Un chapitre technique mais fort intéressant est consacré à la communication, notamment pendant les trois jours du sommet, complété par de nouveaux témoignages de l'assaut de l'école Diaz, en particulier la transcription d’un direct.
Plusieurs analyses, plus ou moins copieuses, sont proposées :
- « Les grands sommets obéissent à des rituels élaborés, ce sont des manifestations ostentatoires de pouvoir qui confortent le crédit et l'autorité des corps qu'ils représentent. Quand ces corps sont contraints de se réunir derrière des murs, de mener une bataille de rues à chaque conférence, de se retirer dans des endroits isolés, le rituel est brisé et leur légitimité est sapée. Les accords qui était négocié en secret sont placés sous les projecteurs d'un examen public. Le mensonge qui voudrait que la globalisation soit synonyme de démocratie est révélée au grand jour ; et le masque de bienfaisance tombe. » explique Starhawk, avant de préciser qu’ « à Gênes il est clairement apparu qu'ils se battront sans pitié pour défendre la consolidation de leur pouvoir, mais il nous reste beaucoup d'espace pour organiser et monter des initiatives globales. »

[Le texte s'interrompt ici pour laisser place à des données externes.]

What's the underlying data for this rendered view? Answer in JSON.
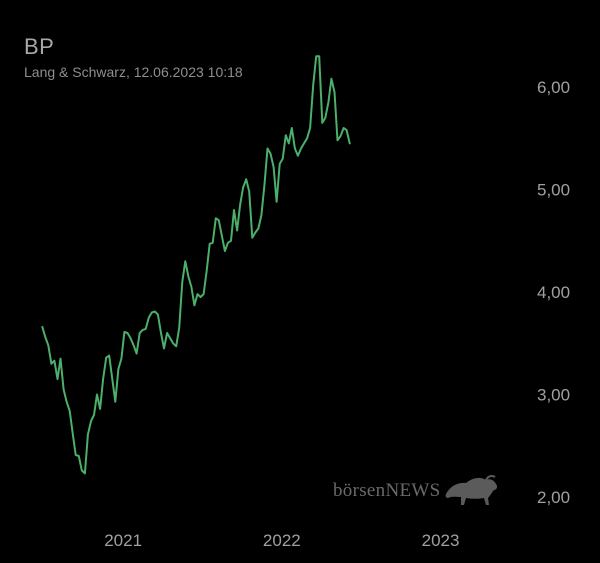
{
  "header": {
    "symbol": "BP",
    "source_line": "Lang & Schwarz, 12.06.2023 10:18"
  },
  "watermark": {
    "text": "börsenNEWS",
    "icon": "bull-icon"
  },
  "colors": {
    "background": "#000000",
    "line": "#4caf6a"
  },
  "chart_data": {
    "type": "line",
    "title": "",
    "xlabel": "",
    "ylabel": "",
    "x_ticks": [
      "2021",
      "2022",
      "2023"
    ],
    "y_ticks": [
      "2,00",
      "3,00",
      "4,00",
      "5,00",
      "6,00"
    ],
    "ylim": [
      2.0,
      6.35
    ],
    "xlim": [
      "2020-06-10",
      "2023-06-12"
    ],
    "y_axis_position": "right",
    "grid": false,
    "legend": "none",
    "series": [
      {
        "values": [
          [
            "2020-06-29",
            3.66
          ],
          [
            "2020-07-06",
            3.56
          ],
          [
            "2020-07-13",
            3.48
          ],
          [
            "2020-07-20",
            3.3
          ],
          [
            "2020-07-27",
            3.33
          ],
          [
            "2020-08-03",
            3.15
          ],
          [
            "2020-08-10",
            3.35
          ],
          [
            "2020-08-17",
            3.05
          ],
          [
            "2020-08-24",
            2.93
          ],
          [
            "2020-08-31",
            2.84
          ],
          [
            "2020-09-07",
            2.62
          ],
          [
            "2020-09-14",
            2.41
          ],
          [
            "2020-09-21",
            2.4
          ],
          [
            "2020-09-28",
            2.26
          ],
          [
            "2020-10-05",
            2.23
          ],
          [
            "2020-10-12",
            2.61
          ],
          [
            "2020-10-19",
            2.74
          ],
          [
            "2020-10-26",
            2.8
          ],
          [
            "2020-11-02",
            3.0
          ],
          [
            "2020-11-09",
            2.86
          ],
          [
            "2020-11-16",
            3.15
          ],
          [
            "2020-11-23",
            3.36
          ],
          [
            "2020-11-30",
            3.38
          ],
          [
            "2020-12-07",
            3.15
          ],
          [
            "2020-12-14",
            2.93
          ],
          [
            "2020-12-21",
            3.25
          ],
          [
            "2020-12-28",
            3.35
          ],
          [
            "2021-01-04",
            3.61
          ],
          [
            "2021-01-11",
            3.6
          ],
          [
            "2021-01-18",
            3.55
          ],
          [
            "2021-01-25",
            3.48
          ],
          [
            "2021-02-01",
            3.4
          ],
          [
            "2021-02-08",
            3.6
          ],
          [
            "2021-02-15",
            3.63
          ],
          [
            "2021-02-22",
            3.64
          ],
          [
            "2021-03-01",
            3.75
          ],
          [
            "2021-03-08",
            3.8
          ],
          [
            "2021-03-15",
            3.81
          ],
          [
            "2021-03-22",
            3.78
          ],
          [
            "2021-03-29",
            3.6
          ],
          [
            "2021-04-05",
            3.45
          ],
          [
            "2021-04-12",
            3.6
          ],
          [
            "2021-04-19",
            3.55
          ],
          [
            "2021-04-26",
            3.5
          ],
          [
            "2021-05-03",
            3.47
          ],
          [
            "2021-05-10",
            3.65
          ],
          [
            "2021-05-17",
            4.1
          ],
          [
            "2021-05-24",
            4.3
          ],
          [
            "2021-05-31",
            4.15
          ],
          [
            "2021-06-07",
            4.05
          ],
          [
            "2021-06-14",
            3.87
          ],
          [
            "2021-06-21",
            3.98
          ],
          [
            "2021-06-28",
            3.95
          ],
          [
            "2021-07-05",
            3.98
          ],
          [
            "2021-07-12",
            4.2
          ],
          [
            "2021-07-19",
            4.47
          ],
          [
            "2021-07-26",
            4.48
          ],
          [
            "2021-08-02",
            4.72
          ],
          [
            "2021-08-09",
            4.7
          ],
          [
            "2021-08-16",
            4.55
          ],
          [
            "2021-08-23",
            4.4
          ],
          [
            "2021-08-30",
            4.48
          ],
          [
            "2021-09-06",
            4.5
          ],
          [
            "2021-09-13",
            4.8
          ],
          [
            "2021-09-20",
            4.6
          ],
          [
            "2021-09-27",
            4.85
          ],
          [
            "2021-10-04",
            5.02
          ],
          [
            "2021-10-11",
            5.1
          ],
          [
            "2021-10-18",
            4.98
          ],
          [
            "2021-10-25",
            4.53
          ],
          [
            "2021-11-01",
            4.58
          ],
          [
            "2021-11-08",
            4.62
          ],
          [
            "2021-11-15",
            4.75
          ],
          [
            "2021-11-22",
            5.05
          ],
          [
            "2021-11-29",
            5.4
          ],
          [
            "2021-12-06",
            5.35
          ],
          [
            "2021-12-13",
            5.22
          ],
          [
            "2021-12-20",
            4.88
          ],
          [
            "2021-12-27",
            5.25
          ],
          [
            "2022-01-03",
            5.3
          ],
          [
            "2022-01-10",
            5.53
          ],
          [
            "2022-01-17",
            5.45
          ],
          [
            "2022-01-24",
            5.6
          ],
          [
            "2022-01-31",
            5.4
          ],
          [
            "2022-02-07",
            5.33
          ],
          [
            "2022-02-14",
            5.4
          ],
          [
            "2022-02-21",
            5.45
          ],
          [
            "2022-02-28",
            5.5
          ],
          [
            "2022-03-07",
            5.6
          ],
          [
            "2022-03-14",
            6.02
          ],
          [
            "2022-03-21",
            6.3
          ],
          [
            "2022-03-28",
            6.3
          ],
          [
            "2022-04-04",
            5.65
          ],
          [
            "2022-04-11",
            5.7
          ],
          [
            "2022-04-18",
            5.85
          ],
          [
            "2022-04-25",
            6.08
          ],
          [
            "2022-05-02",
            5.95
          ],
          [
            "2022-05-09",
            5.48
          ],
          [
            "2022-05-16",
            5.52
          ],
          [
            "2022-05-23",
            5.6
          ],
          [
            "2022-05-30",
            5.58
          ],
          [
            "2022-06-06",
            5.45
          ]
        ]
      }
    ]
  }
}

- Olivier, d'Action Mondiale des Peuples, explique qu’ « à Gênes, Nous avons assisté au premier meurtre et à la première utilisation clair, au Nord, des fascistes et de leurs méthodes de terreur contre le mouvement. C'est un avertissement et une mesure de la rigidité et de l'opposition du système aux demandes populaires. Leur plan est simple : effrayé autant de gens possible – pour qu’ils restent à la maison ou condamnent la fraction radicale du mouvement – en contribuant à radicaliser et à criminaliser les autres. »
- L'Université Nomade reconnait que « l’expérimentation du G8 à Gênes a été l’invention de nouvelles formes politiques de ce processus de globalisation, une nouvelle espèce de fascisme de basse intensité et à géométrie variable qui coexiste avec la démocratie formelle et la publicité, pour s’appliquer avec une spéciale rigueur dans les moments nécessaires. Le 20 et 21 juillet, le G8 a montré au Premier Monde que pour la globalisation capitaliste on peut tuer, torturer et en plus le justifier publiquement. »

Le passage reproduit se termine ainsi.